I rolled my eyes, getting up from his lap so I could look him properly in the eyes. “Why? So, I can shift only during a full moon like my mother? In agony as my bones reform to a new figure?”
Elias dropped his head at that. I would be the first to admit that the fleeting moment I spent inside Cal and Adrian’s minds as they ran in their wolf forms had been glorious. If I could do that…well, it would be incredible. But that wasn’t what we were talking about here. If all of this was true, then my mother’s bloodline was already weak, which meant mine would be even weaker.
If I could shift at all—and the thought alone was absolutely ridiculous—then I would probably be like her. Only able to shift during a full moon. Forced to stay chained up in the moon room below the earth. Entirely unable to control my primal urges.
Who would want that?
“You’re right,” Elias said. “I’m sorry.”
Eager to change the subject—not wanting to think about my mother or shifter blood in my veins anymore, at least until I was alone—I went back to the letter. “La Casa Rosa must be my father’s summer home in Spain.”
Cal quirked his lips, and I could visibly see him letting go of the previous conversation and bowing to my need to change the subject with a small huff. “I’m assuming that’s what the coordinates are for.”
“It’s probably warded,” Elias agreed. “The coordinates would be the only way to find it.”
I took a long, deep breath and let my
shoulders fall. The ghost of a smile rested on my lips. I shrugged. “Anyone fancy a trip?”
3
It was decided. It took a lot of convincing to get Cal and Adrian to allow me to cover all the expenses, but they agreed after I told them the trip would be all you can eat. How could anyone turn down an open meal ticket in Spain? Elias, of course, couldn’t come with us, at least not on the same flight… because of the whole it’s inappropriate to be dating your teacher thing.
I couldn’t wait until that wasn’t a thing anymore. I longed for the ability to be open about our relationship. About my relationships with all the guys. But maybe we could do that at La Casa Rosa. A warded mansion in the Spanish countryside—likely without any neighbors. We could just be…us. It was enough to dampen the uglier emotion still vying to be felt.

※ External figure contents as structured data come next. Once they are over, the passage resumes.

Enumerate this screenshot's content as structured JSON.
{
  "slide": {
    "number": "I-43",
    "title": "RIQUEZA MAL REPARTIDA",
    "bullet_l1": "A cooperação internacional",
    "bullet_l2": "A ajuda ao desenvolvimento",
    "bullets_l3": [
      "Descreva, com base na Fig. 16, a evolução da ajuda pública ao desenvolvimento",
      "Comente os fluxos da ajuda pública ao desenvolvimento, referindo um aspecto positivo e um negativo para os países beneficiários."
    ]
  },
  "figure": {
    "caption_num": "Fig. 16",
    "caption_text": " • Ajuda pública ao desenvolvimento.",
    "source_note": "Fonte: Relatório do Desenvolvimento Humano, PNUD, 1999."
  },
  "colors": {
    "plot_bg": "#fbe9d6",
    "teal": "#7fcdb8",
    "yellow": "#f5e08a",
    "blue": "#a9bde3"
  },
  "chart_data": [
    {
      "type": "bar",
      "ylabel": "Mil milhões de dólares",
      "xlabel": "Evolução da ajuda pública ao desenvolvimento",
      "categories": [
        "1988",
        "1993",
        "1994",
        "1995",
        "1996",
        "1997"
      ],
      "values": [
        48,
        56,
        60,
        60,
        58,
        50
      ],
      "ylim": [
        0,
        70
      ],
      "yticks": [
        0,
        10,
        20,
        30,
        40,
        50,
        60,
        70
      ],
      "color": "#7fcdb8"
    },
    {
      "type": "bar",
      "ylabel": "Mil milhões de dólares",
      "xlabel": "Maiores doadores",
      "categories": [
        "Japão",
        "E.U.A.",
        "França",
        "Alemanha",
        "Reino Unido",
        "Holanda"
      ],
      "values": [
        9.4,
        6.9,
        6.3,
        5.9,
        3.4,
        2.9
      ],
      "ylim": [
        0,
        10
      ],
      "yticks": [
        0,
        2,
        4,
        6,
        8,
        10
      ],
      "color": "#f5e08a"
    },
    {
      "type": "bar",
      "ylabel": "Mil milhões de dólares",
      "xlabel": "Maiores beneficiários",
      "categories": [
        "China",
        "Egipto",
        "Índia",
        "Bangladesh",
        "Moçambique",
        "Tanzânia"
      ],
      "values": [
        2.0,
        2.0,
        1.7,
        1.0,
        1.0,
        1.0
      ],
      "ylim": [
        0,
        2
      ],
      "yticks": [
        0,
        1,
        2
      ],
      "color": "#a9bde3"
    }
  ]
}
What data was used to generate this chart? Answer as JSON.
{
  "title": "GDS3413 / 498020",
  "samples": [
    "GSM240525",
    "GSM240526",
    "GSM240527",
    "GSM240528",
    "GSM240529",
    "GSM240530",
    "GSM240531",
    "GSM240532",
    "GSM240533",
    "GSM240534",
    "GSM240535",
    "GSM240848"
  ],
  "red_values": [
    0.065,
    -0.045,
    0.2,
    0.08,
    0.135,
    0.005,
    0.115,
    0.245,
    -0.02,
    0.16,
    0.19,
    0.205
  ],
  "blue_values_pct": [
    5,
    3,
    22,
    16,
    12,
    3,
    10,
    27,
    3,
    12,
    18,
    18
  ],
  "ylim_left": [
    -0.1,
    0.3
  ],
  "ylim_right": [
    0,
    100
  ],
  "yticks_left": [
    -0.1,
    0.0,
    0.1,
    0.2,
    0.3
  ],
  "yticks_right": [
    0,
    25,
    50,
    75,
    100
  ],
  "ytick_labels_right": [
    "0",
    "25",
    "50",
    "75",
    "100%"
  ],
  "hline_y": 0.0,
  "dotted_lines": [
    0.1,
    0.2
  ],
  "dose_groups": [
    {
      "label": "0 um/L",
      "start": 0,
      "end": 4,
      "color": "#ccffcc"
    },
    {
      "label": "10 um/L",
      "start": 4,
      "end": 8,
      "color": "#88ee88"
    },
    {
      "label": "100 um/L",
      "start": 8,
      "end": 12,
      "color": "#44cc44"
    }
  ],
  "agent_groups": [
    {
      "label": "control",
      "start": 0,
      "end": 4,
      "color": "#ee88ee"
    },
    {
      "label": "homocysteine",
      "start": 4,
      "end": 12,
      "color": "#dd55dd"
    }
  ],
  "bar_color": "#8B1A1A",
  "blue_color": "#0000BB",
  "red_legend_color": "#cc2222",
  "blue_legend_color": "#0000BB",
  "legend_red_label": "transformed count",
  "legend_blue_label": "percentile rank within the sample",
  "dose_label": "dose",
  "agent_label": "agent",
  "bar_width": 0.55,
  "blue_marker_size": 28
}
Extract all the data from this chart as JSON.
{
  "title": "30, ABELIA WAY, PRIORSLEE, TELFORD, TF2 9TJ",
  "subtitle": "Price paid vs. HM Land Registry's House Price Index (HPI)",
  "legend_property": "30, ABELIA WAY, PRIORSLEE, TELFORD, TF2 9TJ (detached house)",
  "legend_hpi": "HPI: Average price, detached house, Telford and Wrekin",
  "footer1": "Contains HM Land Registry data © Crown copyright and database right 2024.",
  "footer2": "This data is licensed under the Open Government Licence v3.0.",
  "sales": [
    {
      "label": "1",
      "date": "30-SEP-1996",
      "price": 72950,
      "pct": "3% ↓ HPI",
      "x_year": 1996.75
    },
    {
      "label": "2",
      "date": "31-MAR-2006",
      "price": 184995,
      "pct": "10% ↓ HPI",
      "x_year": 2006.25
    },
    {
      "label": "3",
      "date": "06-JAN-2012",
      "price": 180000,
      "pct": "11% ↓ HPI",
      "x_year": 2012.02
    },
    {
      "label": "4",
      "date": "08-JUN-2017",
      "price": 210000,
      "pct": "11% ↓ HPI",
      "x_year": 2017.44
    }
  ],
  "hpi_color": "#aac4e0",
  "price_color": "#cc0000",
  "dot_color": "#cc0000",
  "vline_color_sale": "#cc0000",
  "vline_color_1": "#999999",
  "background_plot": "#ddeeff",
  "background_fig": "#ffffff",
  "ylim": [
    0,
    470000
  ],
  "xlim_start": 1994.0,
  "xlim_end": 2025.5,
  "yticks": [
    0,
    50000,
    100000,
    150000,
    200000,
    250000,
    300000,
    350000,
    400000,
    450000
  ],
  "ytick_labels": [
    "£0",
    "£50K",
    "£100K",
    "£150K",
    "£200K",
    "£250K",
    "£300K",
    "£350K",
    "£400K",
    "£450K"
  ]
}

Elias was planning to visit his parents at their home in Andorra during the break before the new term started at AAA. Turns out, their place in Andorra is less than a six-hour drive from the coordinates Cal googled—just a little further inland from Valencia, near what looked to be a tiny village on the map with a name I couldn’t pronounce.
So, if we just happened to bump into each other…well, no one had to be the wiser about it. If there were many clues or answers to be found in Spain—I knew I would need Elias’ expertise to figure them all out.

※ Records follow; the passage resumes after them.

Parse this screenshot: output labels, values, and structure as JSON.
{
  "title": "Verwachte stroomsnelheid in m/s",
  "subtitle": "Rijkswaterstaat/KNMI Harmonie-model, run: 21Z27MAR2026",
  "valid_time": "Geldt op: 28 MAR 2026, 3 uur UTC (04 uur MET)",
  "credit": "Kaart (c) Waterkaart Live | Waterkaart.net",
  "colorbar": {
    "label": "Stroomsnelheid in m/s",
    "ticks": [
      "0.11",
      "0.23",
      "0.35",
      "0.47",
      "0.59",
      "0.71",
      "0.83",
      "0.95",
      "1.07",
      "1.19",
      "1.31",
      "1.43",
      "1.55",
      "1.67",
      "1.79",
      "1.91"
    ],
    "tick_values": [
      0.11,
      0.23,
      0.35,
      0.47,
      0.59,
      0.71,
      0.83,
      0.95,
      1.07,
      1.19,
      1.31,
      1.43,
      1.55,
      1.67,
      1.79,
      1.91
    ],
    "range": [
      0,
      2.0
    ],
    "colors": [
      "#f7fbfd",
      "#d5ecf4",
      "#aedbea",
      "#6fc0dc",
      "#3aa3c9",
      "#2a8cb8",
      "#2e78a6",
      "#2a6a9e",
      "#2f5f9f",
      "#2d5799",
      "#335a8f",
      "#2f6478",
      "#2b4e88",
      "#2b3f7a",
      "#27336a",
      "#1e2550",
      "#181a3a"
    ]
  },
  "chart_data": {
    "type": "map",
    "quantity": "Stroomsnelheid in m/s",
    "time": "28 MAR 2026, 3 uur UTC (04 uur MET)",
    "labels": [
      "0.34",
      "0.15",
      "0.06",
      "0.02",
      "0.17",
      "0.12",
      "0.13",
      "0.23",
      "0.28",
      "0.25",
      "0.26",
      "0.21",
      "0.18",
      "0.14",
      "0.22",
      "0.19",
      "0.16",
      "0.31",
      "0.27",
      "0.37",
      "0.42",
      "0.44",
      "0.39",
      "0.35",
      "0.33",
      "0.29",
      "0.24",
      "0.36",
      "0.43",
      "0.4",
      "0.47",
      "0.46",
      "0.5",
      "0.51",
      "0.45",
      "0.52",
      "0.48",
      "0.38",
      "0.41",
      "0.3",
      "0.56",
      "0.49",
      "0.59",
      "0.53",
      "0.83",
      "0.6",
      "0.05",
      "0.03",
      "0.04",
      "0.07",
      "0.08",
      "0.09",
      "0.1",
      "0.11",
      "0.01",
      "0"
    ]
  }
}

The only person left to ask was Draven, but we still hadn’t seen him. Knowing the sly vamp, he would probably show up at my dorm room window for old times’ sake. I hoped he would come, too. If he wanted, I could even book us a red-eye flight, and make sure it took off and landed in darkness.
“I still can’t believe we’re going to Europe,” Cal said, tearing another chunk off the loaf of bread with his teeth. Even after all this time I couldn’t figure out where he was putting it all. They’d already eaten almost everything in the ice chest and pantry. That bread he was snacking on was probably awfully stale by now. Though he didn’t seem to mind in the slightest.